Nach der Priesterweihe 1965 folgte ein moraltheologisches Aufbaustudium an der Universität Bonn bei Franz Böckle, dessen Assistent er von 1967-1971 war. Das Thema seiner Dissertation lautete: „Ethik im Bannkreis der Sozialontologie. Eine theologisch-moralanthropologische Kritik des Personalismus“. Unmittelbar danach erhielt er einen Ruf auf den moraltheologischen Lehrstuhl am neu eingerichteten Studium Generale der Franziskaner und Kapuziner an der Philosophisch-Theologischen Hochschule in Münster. Seine 1978 ebenfalls in Bonn eingereichte Habilitationsschrift trägt den Titel „Identität und Norm. Studien zur sittlichen Struktur des Individuellen im Sozialen“ und versucht, das Spannungsverhältnis zwischen der individuellen Suche nach einem gelingenden Leben und sozialen Erwartungen auszuloten. Es folgten neben einer Lehrstuhlvertretung in Paderborn weitere Lehrveranstaltungen in Köln und Aachen, bevor ihn dann 1981 der Ruf auf den moraltheologischen Lehrstuhl an der Universität Tübingen erreichte, den er bis zum Sommersemester 2003 in der direkten Nachfolge Alfons Auers innehatte. Hier konnte er nicht nur das Projekt einer subjektorientierten, interdisziplinär ausgerichteten, kommunikativen Ethik systematisch vorantreiben, nachdem ihm sein Vorgänger das Terrain für ein integrales Zueinander von Theologischer Ethik und humanwissenschaftlicher Erkenntnis wohlbestellt hinterlassen hatte. Er verstand es auch,  mit der Identitäts-Thematik sowie der Medienethik neue inhaltliche Forschungsschwerpunkte zu entwickeln und zahlreiche größere Publikationsprojekte – wie ein Werkbuch zur Theologischen Ethik (2000) oder ein Lexikon der christlichen Ethik (2003) – erfolgreich zum Abschluss zu bringen, wobei er auch als Herausgeber mehrere Reihen („Christlicher Glaube in moderner Gesellschaft“, „Tübinger Studien zur Theologie und Philosophie“, „Forum Interdisziplinäre Ethik“, „Forum Medienethik“, etc.) hervortrat. 
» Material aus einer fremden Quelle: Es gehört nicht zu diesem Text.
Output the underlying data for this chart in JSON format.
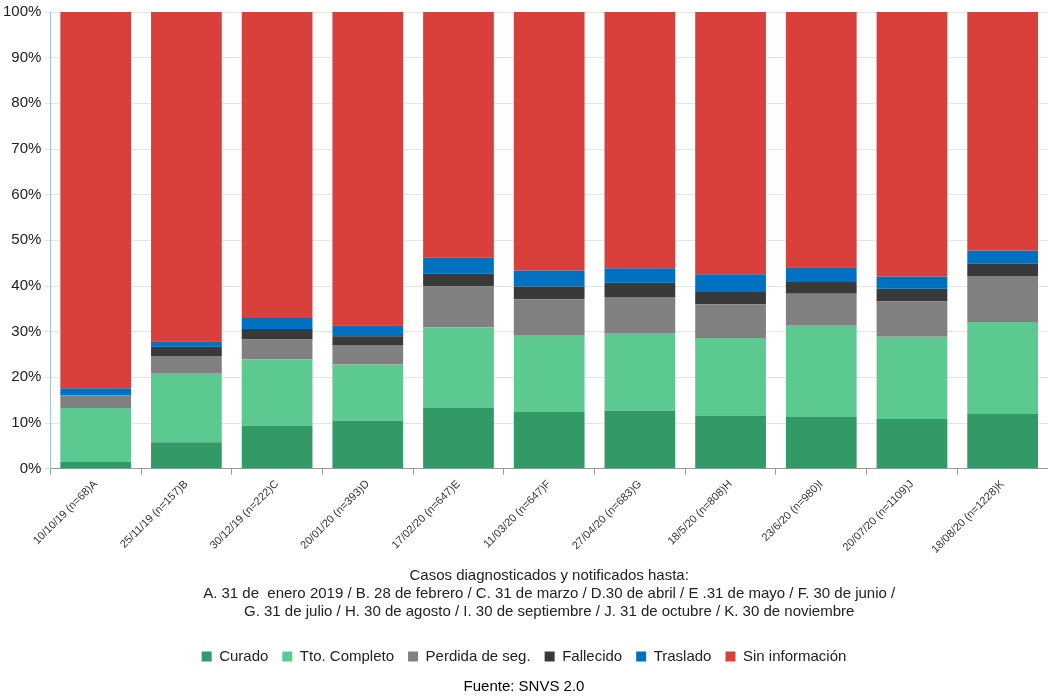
{
  "chart_data": {
    "type": "bar",
    "stacked": true,
    "xlabel": "Casos diagnosticados y notificados hasta:",
    "categories": [
      "10/10/19 (n=68)A",
      "25/11/19 (n=157)B",
      "30/12/19 (n=222)C",
      "20/01/20 (n=393)D",
      "17/02/20 (n=647)E",
      "11/03/20 (n=647)F",
      "27/04/20 (n=683)G",
      "18/5/20 (n=808)H",
      "23/6/20 (n=980)I",
      "20/07/20 (n=1109)J",
      "18/08/20 (n=1228)K"
    ],
    "series": [
      {
        "name": "Curado",
        "color": "#339966",
        "values": [
          1.5,
          5.8,
          9.4,
          10.5,
          13.3,
          12.4,
          12.7,
          11.6,
          11.3,
          10.9,
          12.0
        ]
      },
      {
        "name": "Tto. Completo",
        "color": "#5cc990",
        "values": [
          11.8,
          15.0,
          14.5,
          12.3,
          17.6,
          16.9,
          17.0,
          17.0,
          20.0,
          18.0,
          20.1
        ]
      },
      {
        "name": "Perdida de seg.",
        "color": "#808080",
        "values": [
          2.7,
          3.9,
          4.4,
          4.3,
          9.0,
          7.8,
          7.9,
          7.4,
          7.0,
          7.7,
          10.1
        ]
      },
      {
        "name": "Fallecido",
        "color": "#393939",
        "values": [
          0,
          2.0,
          2.3,
          1.9,
          2.8,
          2.8,
          3.1,
          2.7,
          2.6,
          2.8,
          2.7
        ]
      },
      {
        "name": "Traslado",
        "color": "#0070c0",
        "values": [
          1.6,
          1.2,
          2.4,
          2.4,
          3.5,
          3.5,
          3.2,
          3.9,
          3.2,
          2.7,
          2.9
        ]
      },
      {
        "name": "Sin información",
        "color": "#d9403b",
        "values": [
          82.4,
          72.1,
          67.0,
          68.6,
          53.8,
          56.6,
          56.1,
          57.4,
          55.9,
          57.9,
          52.2
        ]
      }
    ],
    "ylim": [
      0,
      100
    ],
    "yticks": [
      {
        "value": 0,
        "label": "0%"
      },
      {
        "value": 10,
        "label": "10%"
      },
      {
        "value": 20,
        "label": "20%"
      },
      {
        "value": 30,
        "label": "30%"
      },
      {
        "value": 40,
        "label": "40%"
      },
      {
        "value": 50,
        "label": "50%"
      },
      {
        "value": 60,
        "label": "60%"
      },
      {
        "value": 70,
        "label": "70%"
      },
      {
        "value": 80,
        "label": "80%"
      },
      {
        "value": 90,
        "label": "90%"
      },
      {
        "value": 100,
        "label": "100%"
      }
    ],
    "grid": "y",
    "legend": "bottom",
    "annotations": [
      "A. 31 de  enero 2019 / B. 28 de febrero / C. 31 de marzo / D.30 de abril / E .31 de mayo / F. 30 de junio /",
      "G. 31 de julio / H. 30 de agosto / I. 30 de septiembre / J. 31 de octubre / K. 30 de noviembre",
      "Fuente: SNVS 2.0"
    ]
  }
}
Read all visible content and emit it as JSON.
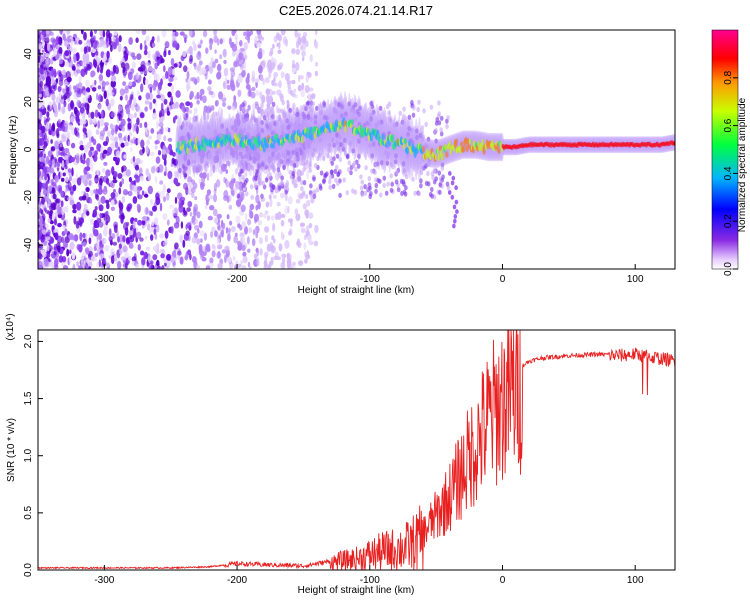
{
  "title": "C2E5.2026.074.21.14.R17",
  "chart_data": [
    {
      "type": "heatmap",
      "name": "spectrogram",
      "xlabel": "Height of straight line (km)",
      "ylabel": "Frequency (Hz)",
      "xlim": [
        -350,
        130
      ],
      "ylim": [
        -50,
        50
      ],
      "xticks": [
        -300,
        -200,
        -100,
        0,
        100
      ],
      "yticks": [
        -40,
        -20,
        0,
        20,
        40
      ],
      "colorbar": {
        "label": "Normalized spectral amplitude",
        "range": [
          0,
          1
        ],
        "ticks": [
          0.0,
          0.2,
          0.4,
          0.6,
          0.8
        ],
        "tick_labels": [
          "0.0",
          "0.2",
          "0.4",
          "0.6",
          "0.8"
        ],
        "colors": [
          "#ffffff",
          "#6a00d8",
          "#0000ff",
          "#00c8ff",
          "#00ff40",
          "#c8ff00",
          "#ff8000",
          "#ff0000",
          "#ff0090"
        ]
      },
      "ridge": {
        "x": [
          -240,
          -220,
          -200,
          -180,
          -160,
          -150,
          -140,
          -130,
          -120,
          -110,
          -100,
          -90,
          -80,
          -70,
          -60,
          -50,
          -40,
          -30,
          -20,
          -10,
          0,
          10,
          20,
          40,
          60,
          80,
          100,
          120,
          130
        ],
        "freq": [
          1,
          3,
          4,
          2,
          5,
          6,
          7,
          9,
          11,
          9,
          7,
          4,
          3,
          1,
          -1,
          -2,
          0,
          2,
          2,
          1,
          1,
          1,
          2,
          2,
          2,
          2,
          2,
          2,
          3
        ]
      }
    },
    {
      "type": "line",
      "name": "snr",
      "title": "",
      "xlabel": "Height of straight line (km)",
      "ylabel": "SNR (10 * v/v)",
      "scale_label": "(x10⁴)",
      "xlim": [
        -350,
        130
      ],
      "ylim": [
        0,
        2.1
      ],
      "xticks": [
        -300,
        -200,
        -100,
        0,
        100
      ],
      "yticks": [
        0.0,
        0.5,
        1.0,
        1.5,
        2.0
      ],
      "ytick_labels": [
        "0.0",
        "0.5",
        "1.0",
        "1.5",
        "2.0"
      ],
      "color": "#e82020",
      "series": [
        {
          "name": "SNR",
          "x": [
            -350,
            -300,
            -250,
            -220,
            -200,
            -180,
            -150,
            -130,
            -110,
            -100,
            -90,
            -80,
            -70,
            -60,
            -50,
            -40,
            -30,
            -20,
            -10,
            0,
            10,
            20,
            30,
            50,
            70,
            90,
            100,
            110,
            120,
            130
          ],
          "y": [
            0.02,
            0.02,
            0.02,
            0.03,
            0.06,
            0.05,
            0.04,
            0.08,
            0.12,
            0.16,
            0.2,
            0.22,
            0.26,
            0.35,
            0.52,
            0.7,
            0.95,
            1.2,
            1.45,
            1.62,
            1.75,
            1.83,
            1.86,
            1.88,
            1.89,
            1.89,
            1.9,
            1.88,
            1.86,
            1.84
          ]
        }
      ]
    }
  ]
}
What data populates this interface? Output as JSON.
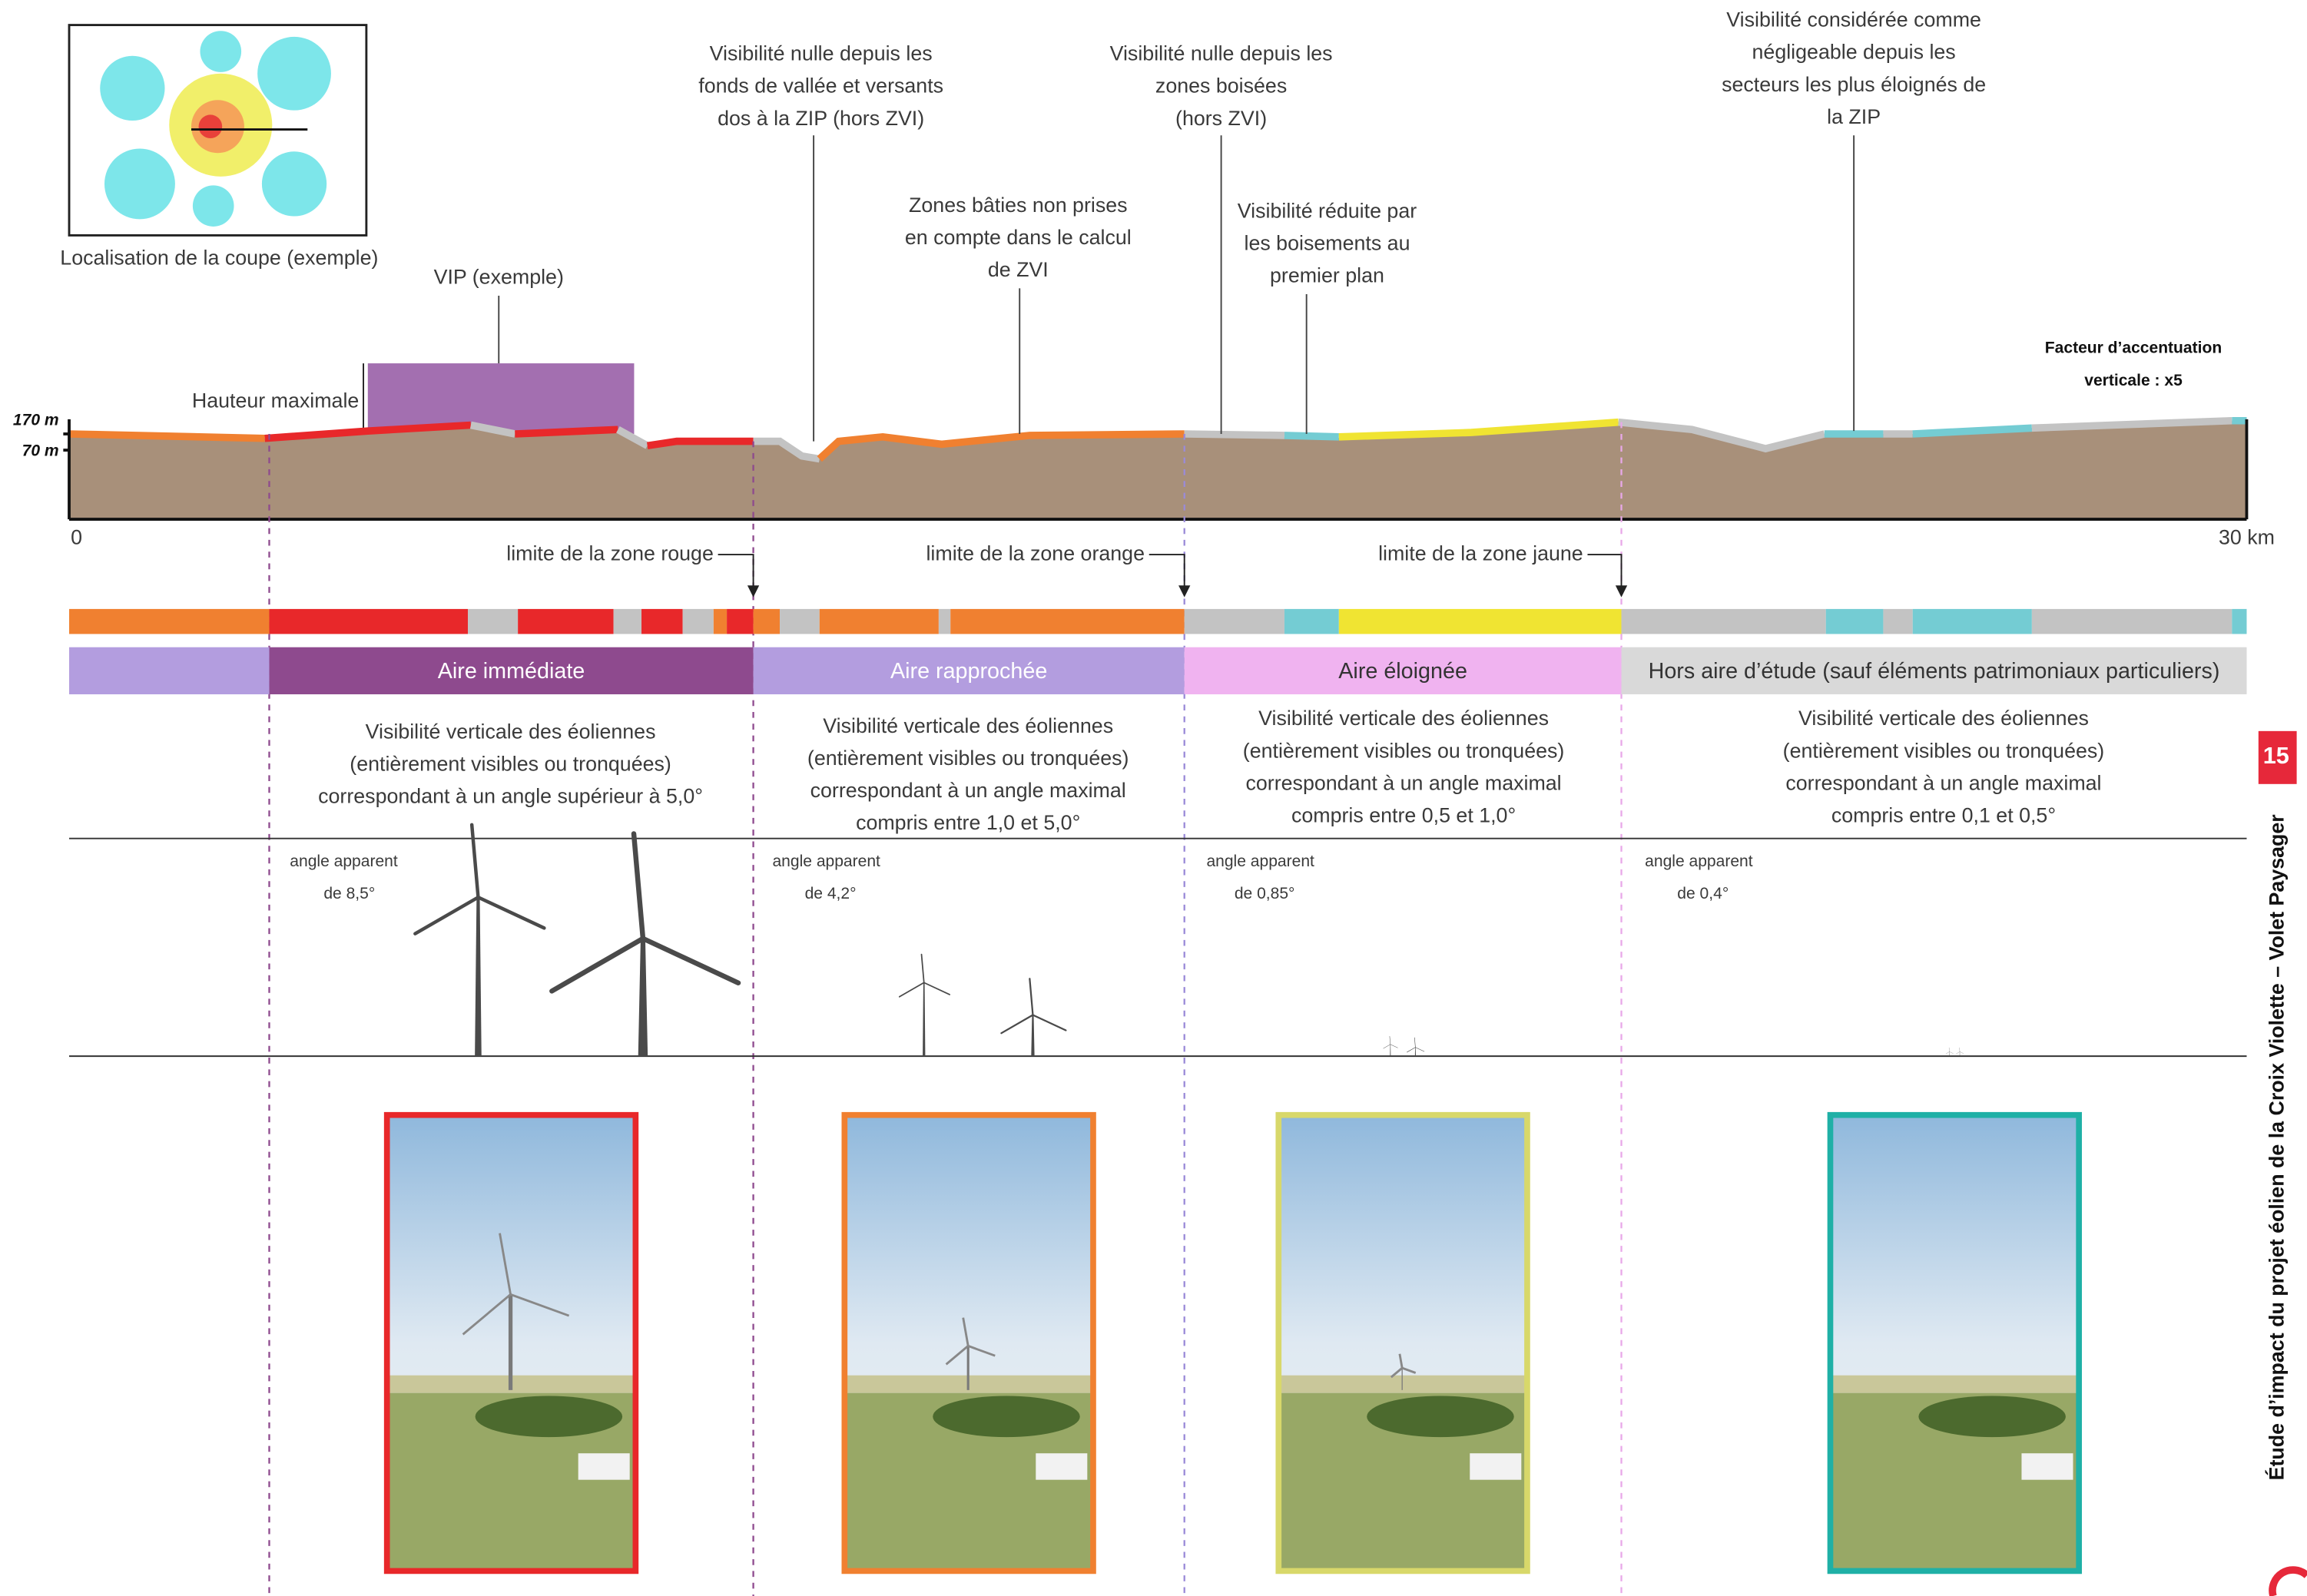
{
  "map_caption": "Localisation de la coupe (exemple)",
  "vip_label": "VIP (exemple)",
  "height_label": "Hauteur maximale",
  "annotations": [
    {
      "lines": [
        "Visibilité nulle depuis les",
        "fonds de vallée et versants",
        "dos à la ZIP (hors ZVI)"
      ]
    },
    {
      "lines": [
        "Zones bâties non prises",
        "en compte dans le calcul",
        "de ZVI"
      ]
    },
    {
      "lines": [
        "Visibilité nulle depuis les",
        "zones boisées",
        "(hors ZVI)"
      ]
    },
    {
      "lines": [
        "Visibilité réduite par",
        "les boisements au",
        "premier plan"
      ]
    },
    {
      "lines": [
        "Visibilité considérée comme",
        "négligeable depuis les",
        "secteurs les plus éloignés de",
        "la ZIP"
      ]
    }
  ],
  "factor": {
    "lines": [
      "Facteur d’accentuation",
      "verticale : x5"
    ]
  },
  "altitudes": [
    "170 m",
    "70 m"
  ],
  "distance": {
    "start": "0",
    "end": "30 km"
  },
  "limits": [
    "limite de la zone rouge",
    "limite de la zone orange",
    "limite de la zone jaune"
  ],
  "areas": [
    "Aire immédiate",
    "Aire rapprochée",
    "Aire éloignée",
    "Hors aire d’étude (sauf éléments patrimoniaux particuliers)"
  ],
  "descriptions": [
    {
      "lines": [
        "Visibilité verticale des éoliennes",
        "(entièrement visibles ou tronquées)",
        "correspondant à un angle supérieur à 5,0°"
      ]
    },
    {
      "lines": [
        "Visibilité verticale des éoliennes",
        "(entièrement visibles ou tronquées)",
        "correspondant à un angle maximal",
        "compris entre 1,0 et 5,0°"
      ]
    },
    {
      "lines": [
        "Visibilité verticale des éoliennes",
        "(entièrement visibles ou tronquées)",
        "correspondant à un angle maximal",
        "compris entre 0,5 et 1,0°"
      ]
    },
    {
      "lines": [
        "Visibilité verticale des éoliennes",
        "(entièrement visibles ou tronquées)",
        "correspondant à un angle maximal",
        "compris entre 0,1 et 0,5°"
      ]
    }
  ],
  "angles": [
    {
      "label": "angle apparent",
      "value": "de 8,5°"
    },
    {
      "label": "angle apparent",
      "value": "de 4,2°"
    },
    {
      "label": "angle apparent",
      "value": "de 0,85°"
    },
    {
      "label": "angle apparent",
      "value": "de 0,4°"
    }
  ],
  "sidebar": {
    "page": "15",
    "title": "Étude d’impact du projet éolien de la Croix Violette – Volet Paysager"
  }
}
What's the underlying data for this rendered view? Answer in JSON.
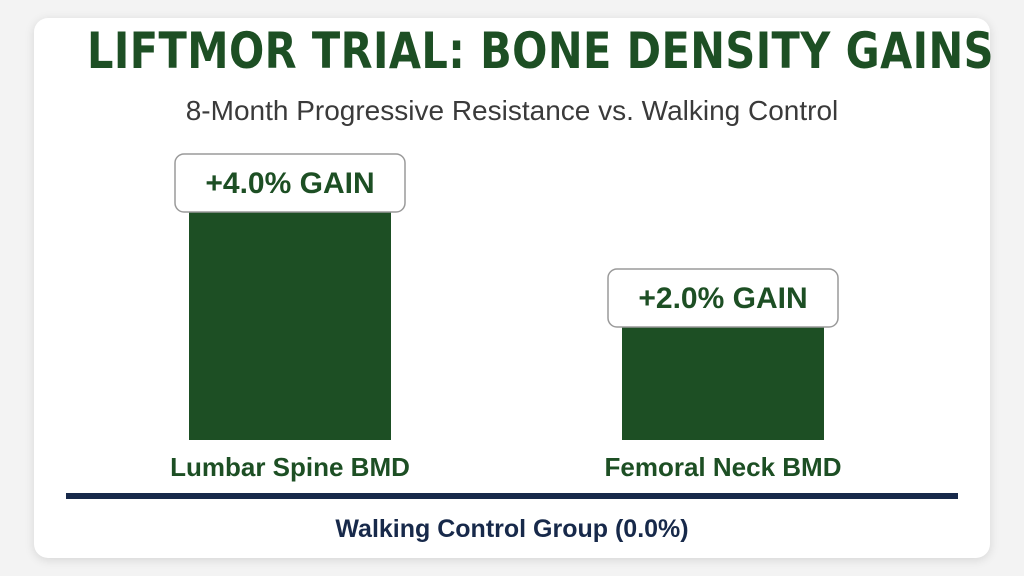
{
  "colors": {
    "bar": "#1d4f24",
    "title": "#1d4f24",
    "baseline": "#17294a",
    "label_border": "#9a9a9a"
  },
  "chart_data": {
    "type": "bar",
    "title": "LIFTMOR TRIAL: BONE DENSITY GAINS",
    "subtitle": "8-Month Progressive Resistance vs. Walking Control",
    "categories": [
      "Lumbar Spine BMD",
      "Femoral Neck BMD"
    ],
    "values": [
      4.0,
      2.0
    ],
    "data_labels": [
      "+4.0% GAIN",
      "+2.0% GAIN"
    ],
    "unit": "%",
    "baseline": {
      "label": "Walking Control Group (0.0%)",
      "value": 0.0
    },
    "ylim": [
      0,
      4.0
    ],
    "grid": false
  }
}
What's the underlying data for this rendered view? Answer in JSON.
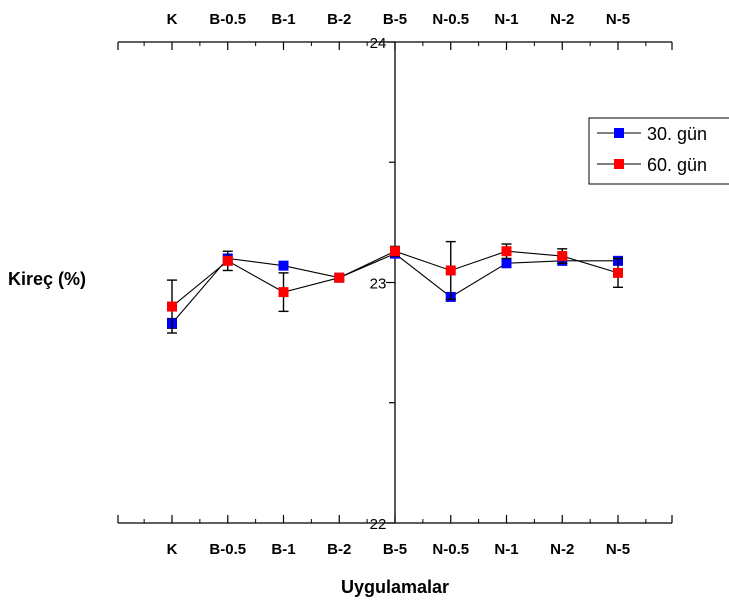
{
  "chart_data": {
    "type": "line",
    "categories": [
      "K",
      "B-0.5",
      "B-1",
      "B-2",
      "B-5",
      "N-0.5",
      "N-1",
      "N-2",
      "N-5"
    ],
    "xlabel": "Uygulamalar",
    "ylabel": "Kireç (%)",
    "ylim": [
      22,
      24
    ],
    "yticks": [
      "22",
      "23",
      "24"
    ],
    "grid": false,
    "legend_position": "right",
    "series": [
      {
        "name": "30. gün",
        "color": "#0000ff",
        "values": [
          22.83,
          23.1,
          23.07,
          23.02,
          23.12,
          22.94,
          23.08,
          23.09,
          23.09
        ],
        "errors": [
          0.02,
          0.0,
          0.0,
          0.0,
          0.0,
          0.01,
          0.0,
          0.0,
          0.0
        ]
      },
      {
        "name": "60. gün",
        "color": "#ff0000",
        "values": [
          22.9,
          23.09,
          22.96,
          23.02,
          23.13,
          23.05,
          23.13,
          23.11,
          23.04
        ],
        "errors": [
          0.11,
          0.04,
          0.08,
          0.0,
          0.02,
          0.12,
          0.03,
          0.03,
          0.06
        ]
      }
    ]
  }
}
Neben seiner regulären Lehrtätigkeit engagierte Hunold sich auch als Berater der Arbeitsgruppe Bioethik der Deutschen Bischofskonferenz, der Société Francaise de Reflexion Bioéthique (Paris), in der Europäischen Akademie für Umweltfragen, im europäischen Netzwerk "Medienethik" sowie als Leiter des Forschungsprojektes "Humangenetik, Embryonenforschung und Ethik" im Auftrag der Bundesministerin für Forschung und Technologie. In den mehr als zwei Jahrzehnten seiner Tübinger Lehrtätigkeit prägte Gerfried Hunold nicht nur zahlreiche Schülerinnen und Schüler, die später selbst eigene moraltheologische Lehrstühle einnehmen sollten. Er engagierte sich auch stark für den Zusammenhalt der Fakultät in teils schwierigen Zeiten, wobei seine noble und kommunikative Art immer wieder dazu beitrug, Gegensätze abmildern und neue Brücken zu bauen. Nach einem erfüllten Leben ist er am 14. November 2022 an seiner letzten Wirkungsstätte nach längerer Krankheit verstorben. Die Katholisch-Theologische Fakultät dankt Gerfried Hunold für seinen treuen Dienst und bewahrt ihm ein ehrenvolles Andenken.